| XXIII
DOMINGO DEL TIEMPO ORDINARIO
LECTURAS:
Ezequiel
33, 7-9
Romanos 13, 8-10
Mateo 18, 15-20
Ezequiel
fue el poeta barroco y surrealista, "párroco"
de los emigrantes hebreos deportados a Babilonia, creador
de visiones y de símbolos fantásticos y apocalípticos
y también capaz de atender a sutilezas como si fuera
un jurista. La vida y la predicación de Ezequiel se
encuentran divididas por el evento más trágico
de Israel: la caída de Jerusalén bajo la armada
de Babilonia (586 A.C.).
Antes
de esta línea de división, su palabra es de
una dureza implacable y manifiesta comportamientos tan extraños
que casi llegan a lo patológico y también su
palabra está dirigida a eliminar falsas ilusiones y
a anunciar la ruina total de la nación hebraica. Cuando
llegó del fin de reino de Judea, su palabra se transforma
en un mensaje de esperanza y de reconstrucción. La
perícopa de la liturgia de hoy pertenece a esta segunda
fase (cc.25 ss). Ezequiel se presenta de una manera paralela
a la del inicio de su vocación (3,17-19). Él
es como un centinela que tiene la función de espiar
el horizonte de la historia distinguiendo muy bien los signos
ocultos, las huellas misteriosas, los amaneceres de la vida
y los atardeceres de la muerte para comunicarle al pueblo,
que es la comunidad de Israel.
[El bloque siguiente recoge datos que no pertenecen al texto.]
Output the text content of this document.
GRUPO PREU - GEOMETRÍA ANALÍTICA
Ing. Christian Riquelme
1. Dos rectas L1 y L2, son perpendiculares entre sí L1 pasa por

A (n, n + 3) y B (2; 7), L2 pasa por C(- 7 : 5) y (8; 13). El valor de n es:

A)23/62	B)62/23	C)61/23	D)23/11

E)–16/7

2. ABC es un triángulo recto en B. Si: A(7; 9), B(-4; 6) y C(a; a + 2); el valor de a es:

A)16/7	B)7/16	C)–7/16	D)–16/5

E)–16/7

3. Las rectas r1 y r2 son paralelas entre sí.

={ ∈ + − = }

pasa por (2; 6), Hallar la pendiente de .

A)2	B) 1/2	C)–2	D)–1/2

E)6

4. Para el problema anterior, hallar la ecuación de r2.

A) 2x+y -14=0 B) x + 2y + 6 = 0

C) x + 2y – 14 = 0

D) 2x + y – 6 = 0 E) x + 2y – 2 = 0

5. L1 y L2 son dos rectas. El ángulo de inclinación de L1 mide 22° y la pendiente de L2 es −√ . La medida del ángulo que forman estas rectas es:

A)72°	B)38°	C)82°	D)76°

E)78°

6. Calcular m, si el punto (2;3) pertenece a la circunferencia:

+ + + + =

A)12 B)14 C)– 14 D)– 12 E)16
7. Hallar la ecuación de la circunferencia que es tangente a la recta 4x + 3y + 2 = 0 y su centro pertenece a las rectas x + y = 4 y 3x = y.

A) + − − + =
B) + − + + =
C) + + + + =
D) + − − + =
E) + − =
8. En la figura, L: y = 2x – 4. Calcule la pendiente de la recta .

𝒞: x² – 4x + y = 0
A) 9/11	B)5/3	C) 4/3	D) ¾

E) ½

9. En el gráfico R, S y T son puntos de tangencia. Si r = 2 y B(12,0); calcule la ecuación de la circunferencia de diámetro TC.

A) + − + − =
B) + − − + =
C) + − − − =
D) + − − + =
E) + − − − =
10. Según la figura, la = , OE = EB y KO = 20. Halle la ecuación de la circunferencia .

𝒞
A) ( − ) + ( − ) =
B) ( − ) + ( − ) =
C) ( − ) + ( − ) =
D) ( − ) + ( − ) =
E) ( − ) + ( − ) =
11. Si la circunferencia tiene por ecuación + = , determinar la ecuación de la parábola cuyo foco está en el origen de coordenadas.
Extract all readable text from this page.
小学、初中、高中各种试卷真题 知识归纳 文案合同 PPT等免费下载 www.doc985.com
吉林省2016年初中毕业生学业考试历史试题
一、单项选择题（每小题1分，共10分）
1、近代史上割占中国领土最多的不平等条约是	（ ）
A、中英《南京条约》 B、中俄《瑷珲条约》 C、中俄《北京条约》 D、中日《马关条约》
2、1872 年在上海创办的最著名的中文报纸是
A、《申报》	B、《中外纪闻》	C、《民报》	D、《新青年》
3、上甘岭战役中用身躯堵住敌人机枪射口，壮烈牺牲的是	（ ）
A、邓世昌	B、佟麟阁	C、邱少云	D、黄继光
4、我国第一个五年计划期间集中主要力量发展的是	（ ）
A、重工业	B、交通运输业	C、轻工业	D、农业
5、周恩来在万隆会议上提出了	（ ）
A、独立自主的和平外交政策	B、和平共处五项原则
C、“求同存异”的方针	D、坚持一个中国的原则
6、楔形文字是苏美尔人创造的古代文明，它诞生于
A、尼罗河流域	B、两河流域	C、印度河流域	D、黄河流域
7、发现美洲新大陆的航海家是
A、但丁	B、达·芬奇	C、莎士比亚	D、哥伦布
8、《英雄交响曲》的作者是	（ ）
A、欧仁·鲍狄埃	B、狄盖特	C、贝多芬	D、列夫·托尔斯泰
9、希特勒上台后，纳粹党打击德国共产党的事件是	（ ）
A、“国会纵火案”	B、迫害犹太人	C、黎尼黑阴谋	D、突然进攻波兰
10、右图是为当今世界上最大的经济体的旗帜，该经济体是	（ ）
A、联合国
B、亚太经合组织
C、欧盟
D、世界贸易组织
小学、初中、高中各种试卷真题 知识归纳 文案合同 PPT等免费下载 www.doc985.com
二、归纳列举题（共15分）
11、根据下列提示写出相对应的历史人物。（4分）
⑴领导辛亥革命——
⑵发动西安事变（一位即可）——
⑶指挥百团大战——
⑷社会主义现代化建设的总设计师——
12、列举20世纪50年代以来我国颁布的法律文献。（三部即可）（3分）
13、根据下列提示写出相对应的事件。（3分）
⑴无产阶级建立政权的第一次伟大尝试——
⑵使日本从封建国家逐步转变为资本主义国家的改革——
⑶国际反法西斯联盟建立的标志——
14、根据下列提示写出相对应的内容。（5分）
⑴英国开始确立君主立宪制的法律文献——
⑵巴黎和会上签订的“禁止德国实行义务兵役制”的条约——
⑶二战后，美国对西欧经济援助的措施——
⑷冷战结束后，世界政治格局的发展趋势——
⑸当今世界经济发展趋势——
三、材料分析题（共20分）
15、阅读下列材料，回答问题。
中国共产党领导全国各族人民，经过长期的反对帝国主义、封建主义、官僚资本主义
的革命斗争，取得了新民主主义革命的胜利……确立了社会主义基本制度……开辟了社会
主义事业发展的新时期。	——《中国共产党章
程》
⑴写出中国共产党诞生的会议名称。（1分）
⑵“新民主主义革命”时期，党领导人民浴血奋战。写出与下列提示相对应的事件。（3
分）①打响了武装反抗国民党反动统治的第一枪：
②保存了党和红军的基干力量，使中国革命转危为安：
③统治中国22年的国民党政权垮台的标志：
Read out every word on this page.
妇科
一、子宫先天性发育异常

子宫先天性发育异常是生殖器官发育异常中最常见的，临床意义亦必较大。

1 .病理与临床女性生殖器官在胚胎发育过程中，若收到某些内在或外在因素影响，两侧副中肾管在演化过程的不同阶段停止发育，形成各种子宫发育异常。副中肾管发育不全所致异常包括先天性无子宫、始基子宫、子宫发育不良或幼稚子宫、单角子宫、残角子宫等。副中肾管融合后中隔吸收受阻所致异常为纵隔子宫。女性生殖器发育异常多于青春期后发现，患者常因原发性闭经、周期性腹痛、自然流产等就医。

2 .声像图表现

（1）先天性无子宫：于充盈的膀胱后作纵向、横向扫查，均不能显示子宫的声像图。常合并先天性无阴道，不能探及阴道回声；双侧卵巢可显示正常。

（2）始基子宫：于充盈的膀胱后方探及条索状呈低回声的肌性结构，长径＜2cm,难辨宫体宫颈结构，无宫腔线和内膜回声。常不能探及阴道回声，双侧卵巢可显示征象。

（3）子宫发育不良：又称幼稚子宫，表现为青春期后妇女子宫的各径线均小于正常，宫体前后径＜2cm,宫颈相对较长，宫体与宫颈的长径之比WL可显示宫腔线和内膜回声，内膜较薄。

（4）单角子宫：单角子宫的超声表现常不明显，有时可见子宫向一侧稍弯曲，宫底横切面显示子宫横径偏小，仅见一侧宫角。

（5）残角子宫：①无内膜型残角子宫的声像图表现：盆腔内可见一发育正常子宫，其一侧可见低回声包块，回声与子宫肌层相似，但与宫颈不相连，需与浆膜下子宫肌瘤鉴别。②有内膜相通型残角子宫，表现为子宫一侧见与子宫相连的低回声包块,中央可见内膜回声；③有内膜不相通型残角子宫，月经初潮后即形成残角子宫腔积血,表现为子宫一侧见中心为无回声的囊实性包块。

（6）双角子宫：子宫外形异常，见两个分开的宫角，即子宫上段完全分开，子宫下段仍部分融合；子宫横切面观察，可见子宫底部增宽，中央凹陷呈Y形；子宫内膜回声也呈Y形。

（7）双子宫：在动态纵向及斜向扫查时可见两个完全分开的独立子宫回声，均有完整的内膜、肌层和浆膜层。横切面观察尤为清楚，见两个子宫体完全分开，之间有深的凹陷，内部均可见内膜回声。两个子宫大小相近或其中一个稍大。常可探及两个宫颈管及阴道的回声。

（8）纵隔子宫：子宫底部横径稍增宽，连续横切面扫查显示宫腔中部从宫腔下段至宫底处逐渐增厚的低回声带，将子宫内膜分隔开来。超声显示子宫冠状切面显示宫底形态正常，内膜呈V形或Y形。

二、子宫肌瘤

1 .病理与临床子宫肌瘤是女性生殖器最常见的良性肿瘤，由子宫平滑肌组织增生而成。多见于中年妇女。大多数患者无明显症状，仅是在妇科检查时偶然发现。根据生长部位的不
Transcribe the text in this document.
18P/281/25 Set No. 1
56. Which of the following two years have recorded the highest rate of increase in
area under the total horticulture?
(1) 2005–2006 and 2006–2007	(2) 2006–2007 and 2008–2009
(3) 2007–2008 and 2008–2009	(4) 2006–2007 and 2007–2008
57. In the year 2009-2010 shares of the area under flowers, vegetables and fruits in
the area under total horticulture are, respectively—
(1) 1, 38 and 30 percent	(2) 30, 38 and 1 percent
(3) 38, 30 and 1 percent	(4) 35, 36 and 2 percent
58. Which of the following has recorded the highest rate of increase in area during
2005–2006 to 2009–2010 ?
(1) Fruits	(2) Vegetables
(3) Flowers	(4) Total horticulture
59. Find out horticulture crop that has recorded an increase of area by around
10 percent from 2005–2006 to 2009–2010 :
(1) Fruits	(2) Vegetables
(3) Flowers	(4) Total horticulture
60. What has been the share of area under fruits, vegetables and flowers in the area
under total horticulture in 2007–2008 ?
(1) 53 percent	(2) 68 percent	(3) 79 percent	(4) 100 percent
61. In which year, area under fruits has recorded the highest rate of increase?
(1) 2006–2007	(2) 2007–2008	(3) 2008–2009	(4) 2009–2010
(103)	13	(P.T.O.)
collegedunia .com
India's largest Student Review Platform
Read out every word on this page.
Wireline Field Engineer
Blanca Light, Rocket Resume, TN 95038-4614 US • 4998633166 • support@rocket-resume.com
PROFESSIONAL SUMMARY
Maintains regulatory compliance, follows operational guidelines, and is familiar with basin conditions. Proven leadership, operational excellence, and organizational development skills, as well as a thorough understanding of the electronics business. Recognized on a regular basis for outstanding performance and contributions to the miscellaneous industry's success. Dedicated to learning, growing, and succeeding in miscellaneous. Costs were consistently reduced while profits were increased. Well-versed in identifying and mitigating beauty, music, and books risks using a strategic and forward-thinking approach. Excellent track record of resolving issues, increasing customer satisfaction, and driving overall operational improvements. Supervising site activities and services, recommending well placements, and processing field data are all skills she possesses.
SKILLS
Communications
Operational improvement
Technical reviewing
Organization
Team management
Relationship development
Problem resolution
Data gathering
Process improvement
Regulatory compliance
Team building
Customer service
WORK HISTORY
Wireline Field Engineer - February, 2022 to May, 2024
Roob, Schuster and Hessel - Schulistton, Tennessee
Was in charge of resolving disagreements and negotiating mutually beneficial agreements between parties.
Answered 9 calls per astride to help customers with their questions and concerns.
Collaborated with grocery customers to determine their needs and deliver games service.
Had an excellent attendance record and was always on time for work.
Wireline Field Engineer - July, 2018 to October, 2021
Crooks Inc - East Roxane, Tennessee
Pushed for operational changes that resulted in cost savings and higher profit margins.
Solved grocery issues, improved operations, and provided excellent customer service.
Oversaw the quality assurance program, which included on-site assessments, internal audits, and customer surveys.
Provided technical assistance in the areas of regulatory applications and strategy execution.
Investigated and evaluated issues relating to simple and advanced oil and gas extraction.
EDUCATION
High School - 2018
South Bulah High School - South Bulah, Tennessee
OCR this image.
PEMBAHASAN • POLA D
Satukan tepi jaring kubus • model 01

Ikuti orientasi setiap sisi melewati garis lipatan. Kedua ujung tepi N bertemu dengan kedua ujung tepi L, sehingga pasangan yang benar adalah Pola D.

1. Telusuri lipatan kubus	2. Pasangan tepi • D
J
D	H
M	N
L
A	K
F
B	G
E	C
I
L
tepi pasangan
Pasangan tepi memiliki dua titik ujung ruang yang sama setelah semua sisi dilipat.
Su responsabilidad es fundamental
y todavía se detiene frente a la libre elección
de los ciudadanos que pueden permanecer indiferentes u hostiles
a sus alarmas. Oseas escribía que el profeta es como
el trompetista del ejército que "debe soplar fuerte
la corneta" (Os.8, 1). Ezequiel precisa esta función
militar enfatizando la importancia y el riesgo que reviste
la misión profética frente a sus propios hermanos.
La
misma responsabilidad le corresponde ahora a toda la comunidad
cristiana, según la norma de la llamada Regla de la
Comunidad recogida por Mateo en el cuarto Discurso de Jesús
que constituye el esqueleto de su evangelio. Mateo está
atento de una manera muy particular a la organización
y al gobierno de la Iglesia. Ahora en este ámbito es
indispensable preparar instrumentos pastorales que permitan
el mantenimiento de la limpieza de la Iglesia, de tal manera
que ésta permanezca siempre "sin arruga y sin
mancha" (Ef.5, 27). Aquí se presenta la propuesta
gradual para la corrección fraterna que refleja evidentemente
una particular metodología pastoral (en el secreto,
delante de testigos, delante de la Iglesia, la "excomunión")
que sin duda hay que actualizar en los nuevos y diferentes
contextos culturales. En el fondo de este enorme deseo de
pureza en la caridad se encuentra el don del atar y desatar,
confiado por Cristo a San Pedro (Mateo 16,18) y posteriormente
a toda la comunidad apostólica (18,18). El reino es
una institución de gracia; por consiguiente el poder
eclesial expresado semánticamente en los dos verbos
atar y desatar, también indicados por los verbos juaninos
"retener-perdonar", están ordenados exclusivamente
a la santificación. El exégeta Dupont escribe:
"Mateo se preocupa principalmente del deber de la caridad
pastoral, que deriva de la presencia de los cristianos pecadores
en la Iglesia. Ellos son personas débiles que no podemos
permitir que se pierdan, es más, hay una expresa petición
para tener la máxima disposición para conducirlos
por el sendero de la fidelidad". No por nada el contexto
de esta perícopa nos propone la figura del pastor que
corre ansiosamente a la búsqueda de la oveja descarriada.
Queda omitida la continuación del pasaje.